Der amtierende FDP-Nationalrat Andrea Caroni wurde ohne Gegenkandidaten mit guten 12 308 Stimmen zum Ständerat und damit zum Nachfolger von Hans Altherr gewählt. Caronis Nachfolger hätte nach Drehbuch der FDP der heutige Direktor der IHK St.Gallen/Appenzell Markus Bänziger werden sollen. Doch Bänziger landete mit 5949 Stimmen in einem Dreikampf nur auf Platz zwei: Vor SP-Mann Jens Weber, der auf 5058 Stimmen kam, aber hinter SVP-Kandidat David Zuberbühler, dem 6394 Stimmen zum komfortablen Sieg reichten. Ein Sieg, über den sich die SP mindestens so sehr ärgerte wie die FDP: Schon früh signalisierten die Ausserrhoder Genossen, dass sie auf eine eigene Kandidatur verzichten würden, wenn die FDP mit einer progressiven Frau antreten würde. Hauptsache, «dä Zubi» und damit die SVP werden ihren Sitz wieder los.
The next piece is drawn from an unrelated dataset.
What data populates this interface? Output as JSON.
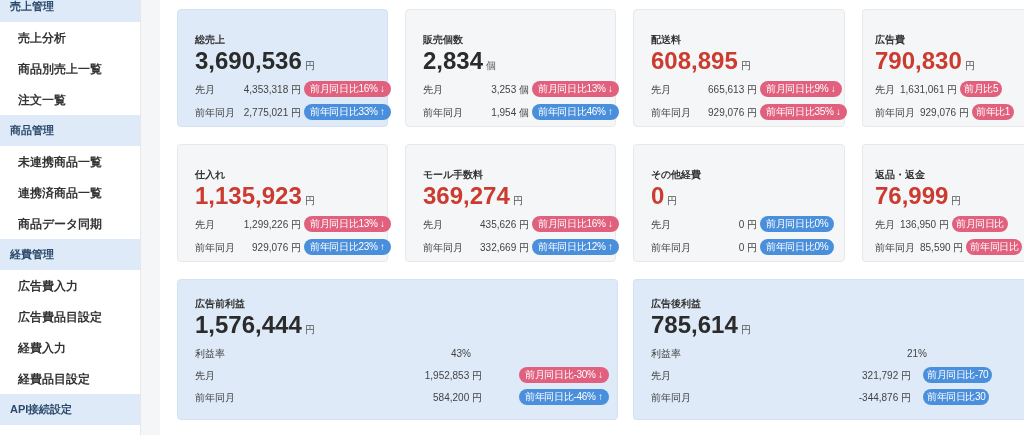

Dabei ist ein Ausserrhoder SVP-Nationalrat gar nicht so aussergewöhnlich: In den letzten Legislaturperioden vor 2003, als der grössere Appenzeller Halbkanton noch zwei Vertreter in die grosse Kammer entsenden konnte, fuhr die Freisinnige Dorle Vallender zusammen mit Jakob Freund von der SVP nach Bern. Freund verlor seinen Sitz, als Ausserrhoden 2003 nur noch ein Mandat besetzen konnte und Marianne Kleiner von der FDP reüssierte. Wurden bei der Nationalratswahl bis dahin zahlreiche Listen von der Autopartei über die Gewerkschaften, der CVP, der SP, den Parteilosen und dem Komitee des früheren Nationalrats Herbert Mäder gebildet, wurde aus der Ausmarchung ab 2003 eine Personenwahl mit weniger Bewerberinnen und Bewerbern.

Analyse der Kandidaturen
In Ausserrhoden wird die Nationalratswahl zu einem Zweikampf. David Zuberbühler hat als SVP-Nationalrat zwar keine grossen Stricke zerrissen, er hat aber Sympathien gewonnen. Früh schon distanzierte er sich vom Apfel-Wurm-Sujet der SVP Schweiz und betonte, dass er über die Parteigrenzen hinaus arbeiten wollte. Derweil kam die FDP bei ihrer Operation Rückeroberung des Nationalratsmandats ins Trudeln. Zuerst präsentierte sie der Partei die erwartete Kandidatin Daniela Merz-Sturzenegger, doch dann musste Merz ihre Kandidatur aus gesundheitlichen Gründen zurückziehen. Immerhin: Die Ausserrhoder Liberalen schafften es, innert kurzer Frist mit Jennifer Abderhalden eine valable neue Kandidaten auf den Schild zu heben. Die 41-Jährige hat ein Lizentiat als Juristin sowie einen Master in Rechnungswesen und arbeitet als Stabschefin in der Direktion Inneres und Finanzen der Stadt St.Gallen, hat aber noch keine politische Ämter inne. Den vermeintlichen Makel, eine Ersatzlösung zu sein, kann die Freisinnige bei persönlichen Auftritten erstaunlich schnell vergessen machen.

Prognose
In Ausserrhoden wird der einzige Nationalratssitz im Proporzverfahren gewählt. Es gibt kein absolutes Mehr. Wer am meisten Stimmen auf sich vereinigt, fährt nach Bern. Eine einzige Stimme könnte das Duell Zuberbühler-Abderhalden also entscheiden. Das Rennen ist offen. Zuberbühler hat den Bonus als Bisheriger. Zudem hört man in Ausserrhoden da und dort den Wunsch, dass nicht beide Berner Mandate von einer einzigen Partei gehalten werden sollten. Trotzdem müsste sich Jennifer Abderhalden auf eine wesentlich breitere politische Basis abstützen können als ihr Gegner. Bei den letzten Kantonsratswahlen in Ausserrhoden war die FDP mit 24 Sitzen klar stärkste Gruppierung, danach kam die SP mit 9 Mandaten und erst dann die SVP mit 7 Sitzen. (die 20 Parteilosen haben sich verschiedenen Fraktionen angeschlossen).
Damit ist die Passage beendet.